O prefeito de São Paulo, Ricardo Nunes (MDB), confirmou que a cidade aderirá ao projeto de escolas cívico-militares, sancionado pelo governo estadual. Durante um evento no centro da capital paulista, Nunes enfatizou que a adesão oferecerá aos pais e estudantes de São Paulo a opção por escolas cívico-militares.

Nunes esclareceu que a responsabilidade pedagógica continuará a cargo dos professores, enquanto policiais e bombeiros militares aposentados contribuirão para o ambiente escolar. “São pessoas que prestaram concurso e dedicaram suas vidas para defender as pessoas. Ter esses profissionais, com sua vasta experiência, no ambiente escolar pode ser algo bastante positivo”, afirmou o prefeito.
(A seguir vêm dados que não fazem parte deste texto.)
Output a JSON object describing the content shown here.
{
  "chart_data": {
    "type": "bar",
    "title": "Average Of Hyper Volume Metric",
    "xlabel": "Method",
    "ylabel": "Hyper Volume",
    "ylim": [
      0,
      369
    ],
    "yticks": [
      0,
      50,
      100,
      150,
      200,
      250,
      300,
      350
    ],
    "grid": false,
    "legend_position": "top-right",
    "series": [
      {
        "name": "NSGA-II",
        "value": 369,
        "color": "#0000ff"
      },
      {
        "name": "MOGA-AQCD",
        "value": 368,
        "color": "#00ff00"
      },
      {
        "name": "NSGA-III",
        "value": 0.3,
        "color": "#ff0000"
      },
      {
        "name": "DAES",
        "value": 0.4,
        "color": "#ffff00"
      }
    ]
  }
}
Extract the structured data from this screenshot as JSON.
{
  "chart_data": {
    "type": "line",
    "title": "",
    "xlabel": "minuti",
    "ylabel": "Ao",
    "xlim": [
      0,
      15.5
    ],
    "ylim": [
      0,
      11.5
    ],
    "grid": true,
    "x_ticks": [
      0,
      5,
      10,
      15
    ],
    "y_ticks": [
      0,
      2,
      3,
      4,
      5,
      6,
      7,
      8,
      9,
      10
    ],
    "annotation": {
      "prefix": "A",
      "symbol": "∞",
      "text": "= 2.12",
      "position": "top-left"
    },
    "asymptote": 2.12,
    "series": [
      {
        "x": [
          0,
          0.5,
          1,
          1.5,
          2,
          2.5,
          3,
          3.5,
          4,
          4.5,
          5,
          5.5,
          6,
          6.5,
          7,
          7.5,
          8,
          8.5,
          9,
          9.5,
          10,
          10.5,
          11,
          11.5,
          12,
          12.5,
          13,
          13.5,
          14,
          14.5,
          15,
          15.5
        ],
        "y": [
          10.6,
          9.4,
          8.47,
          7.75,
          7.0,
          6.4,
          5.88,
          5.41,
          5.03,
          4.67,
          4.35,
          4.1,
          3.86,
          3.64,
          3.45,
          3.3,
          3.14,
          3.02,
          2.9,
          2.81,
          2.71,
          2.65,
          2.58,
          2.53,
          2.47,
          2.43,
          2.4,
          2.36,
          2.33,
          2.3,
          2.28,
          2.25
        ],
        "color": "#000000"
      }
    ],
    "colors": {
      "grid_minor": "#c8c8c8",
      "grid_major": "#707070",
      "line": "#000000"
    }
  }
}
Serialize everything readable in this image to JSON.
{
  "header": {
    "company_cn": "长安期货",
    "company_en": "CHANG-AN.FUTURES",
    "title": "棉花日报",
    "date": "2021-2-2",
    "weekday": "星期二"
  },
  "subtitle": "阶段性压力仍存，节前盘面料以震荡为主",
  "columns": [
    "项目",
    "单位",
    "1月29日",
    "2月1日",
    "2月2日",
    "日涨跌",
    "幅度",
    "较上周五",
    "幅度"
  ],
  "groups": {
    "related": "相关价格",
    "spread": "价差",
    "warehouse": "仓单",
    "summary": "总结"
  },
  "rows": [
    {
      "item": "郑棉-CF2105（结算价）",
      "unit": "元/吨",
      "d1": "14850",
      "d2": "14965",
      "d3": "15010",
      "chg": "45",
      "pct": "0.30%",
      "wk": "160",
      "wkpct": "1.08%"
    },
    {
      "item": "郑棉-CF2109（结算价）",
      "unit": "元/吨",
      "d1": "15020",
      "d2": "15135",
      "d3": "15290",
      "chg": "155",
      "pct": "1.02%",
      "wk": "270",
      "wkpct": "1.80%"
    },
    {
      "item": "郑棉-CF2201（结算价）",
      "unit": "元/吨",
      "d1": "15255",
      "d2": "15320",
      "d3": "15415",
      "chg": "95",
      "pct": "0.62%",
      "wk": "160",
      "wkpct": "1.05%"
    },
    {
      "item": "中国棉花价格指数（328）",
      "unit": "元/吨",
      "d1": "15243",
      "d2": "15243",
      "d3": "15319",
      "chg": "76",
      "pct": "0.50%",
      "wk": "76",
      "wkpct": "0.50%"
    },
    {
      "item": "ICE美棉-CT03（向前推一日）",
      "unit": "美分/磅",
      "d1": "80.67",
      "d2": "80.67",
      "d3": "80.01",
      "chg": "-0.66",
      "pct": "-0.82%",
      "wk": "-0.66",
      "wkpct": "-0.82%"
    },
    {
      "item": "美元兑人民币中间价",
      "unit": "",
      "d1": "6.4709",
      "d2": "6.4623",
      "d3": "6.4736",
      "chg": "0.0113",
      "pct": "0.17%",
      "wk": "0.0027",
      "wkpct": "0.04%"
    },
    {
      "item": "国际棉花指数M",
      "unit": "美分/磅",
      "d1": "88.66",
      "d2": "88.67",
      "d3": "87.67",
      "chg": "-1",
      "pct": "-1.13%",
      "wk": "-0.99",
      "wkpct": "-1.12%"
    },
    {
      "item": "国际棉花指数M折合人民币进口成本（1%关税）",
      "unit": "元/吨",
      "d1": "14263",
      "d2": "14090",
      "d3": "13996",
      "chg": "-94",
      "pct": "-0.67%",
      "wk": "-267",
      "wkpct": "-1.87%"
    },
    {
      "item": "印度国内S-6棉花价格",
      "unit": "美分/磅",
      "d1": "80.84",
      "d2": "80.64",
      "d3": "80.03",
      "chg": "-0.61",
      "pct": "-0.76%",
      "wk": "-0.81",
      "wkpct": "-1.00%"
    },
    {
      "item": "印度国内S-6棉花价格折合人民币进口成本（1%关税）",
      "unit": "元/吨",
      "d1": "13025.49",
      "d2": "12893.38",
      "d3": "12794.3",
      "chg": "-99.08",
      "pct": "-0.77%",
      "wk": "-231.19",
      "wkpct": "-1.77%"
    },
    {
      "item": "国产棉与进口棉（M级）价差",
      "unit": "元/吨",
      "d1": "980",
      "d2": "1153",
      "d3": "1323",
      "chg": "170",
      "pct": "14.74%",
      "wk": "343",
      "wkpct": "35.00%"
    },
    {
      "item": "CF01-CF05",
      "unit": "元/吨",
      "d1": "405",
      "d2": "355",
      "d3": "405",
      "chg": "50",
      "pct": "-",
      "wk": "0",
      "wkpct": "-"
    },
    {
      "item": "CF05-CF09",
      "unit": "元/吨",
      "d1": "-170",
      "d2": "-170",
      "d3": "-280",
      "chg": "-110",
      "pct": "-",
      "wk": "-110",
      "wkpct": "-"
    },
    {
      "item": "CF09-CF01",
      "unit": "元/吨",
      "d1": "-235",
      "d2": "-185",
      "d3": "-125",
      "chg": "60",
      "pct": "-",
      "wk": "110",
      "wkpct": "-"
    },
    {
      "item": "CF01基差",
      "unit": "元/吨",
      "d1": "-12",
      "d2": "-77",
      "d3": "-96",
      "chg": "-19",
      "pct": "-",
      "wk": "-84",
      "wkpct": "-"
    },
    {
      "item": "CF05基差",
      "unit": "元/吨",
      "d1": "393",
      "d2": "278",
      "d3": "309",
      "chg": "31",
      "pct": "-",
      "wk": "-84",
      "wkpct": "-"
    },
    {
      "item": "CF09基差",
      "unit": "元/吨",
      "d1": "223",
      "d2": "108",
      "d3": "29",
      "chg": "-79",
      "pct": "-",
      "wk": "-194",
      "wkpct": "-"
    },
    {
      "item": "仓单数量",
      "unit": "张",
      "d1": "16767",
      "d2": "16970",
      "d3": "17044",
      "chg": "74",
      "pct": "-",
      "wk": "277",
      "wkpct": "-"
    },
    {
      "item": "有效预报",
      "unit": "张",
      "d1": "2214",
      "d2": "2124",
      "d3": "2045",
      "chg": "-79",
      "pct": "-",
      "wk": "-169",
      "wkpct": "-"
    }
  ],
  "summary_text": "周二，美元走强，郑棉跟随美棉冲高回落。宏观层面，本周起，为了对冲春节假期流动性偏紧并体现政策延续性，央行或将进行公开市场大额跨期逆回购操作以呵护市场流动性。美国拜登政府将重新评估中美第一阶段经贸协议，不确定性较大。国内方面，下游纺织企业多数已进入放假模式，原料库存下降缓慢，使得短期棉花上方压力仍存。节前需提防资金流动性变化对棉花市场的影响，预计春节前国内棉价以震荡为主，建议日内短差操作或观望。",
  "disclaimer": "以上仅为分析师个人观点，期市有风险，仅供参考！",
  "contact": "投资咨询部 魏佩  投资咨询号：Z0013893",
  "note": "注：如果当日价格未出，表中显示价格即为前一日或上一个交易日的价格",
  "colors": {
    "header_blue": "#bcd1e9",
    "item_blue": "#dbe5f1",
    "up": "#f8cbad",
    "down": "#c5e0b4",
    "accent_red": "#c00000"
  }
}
O prefeito também abordou as desinformações que levam as pessoas a criticar esse modelo escolar. “Me parece que tem um pouco de desinformação no modelo. O que o governo do Estado tem me colocado é que a questão pedagógica continua com os professores normalmente. O que vai ter é uma contribuição importante de policiais e bombeiros militares aposentados. São pessoas que prestaram concurso, dedicaram sua vida para defender as pessoas. Ter esses profissionais após um longo período com um acúmulo bastante importante de experiências, ter isso no ambiente escolar pode ser algo bastante positivo”, pontuou.

De acordo com o projeto de lei, cada escola que aderir ao modelo contará, no mínimo, com um policial ou bombeiro militar da reserva. Esses servidores públicos serão responsáveis por manter a disciplina dos estudantes e estimular o respeito aos símbolos nacionais e os deveres de cidadania.

Ainda não há um número definido de escolas que adotarão o modelo, uma vez que o projeto é direcionado principalmente aos estudantes do ensino médio profissionalizante.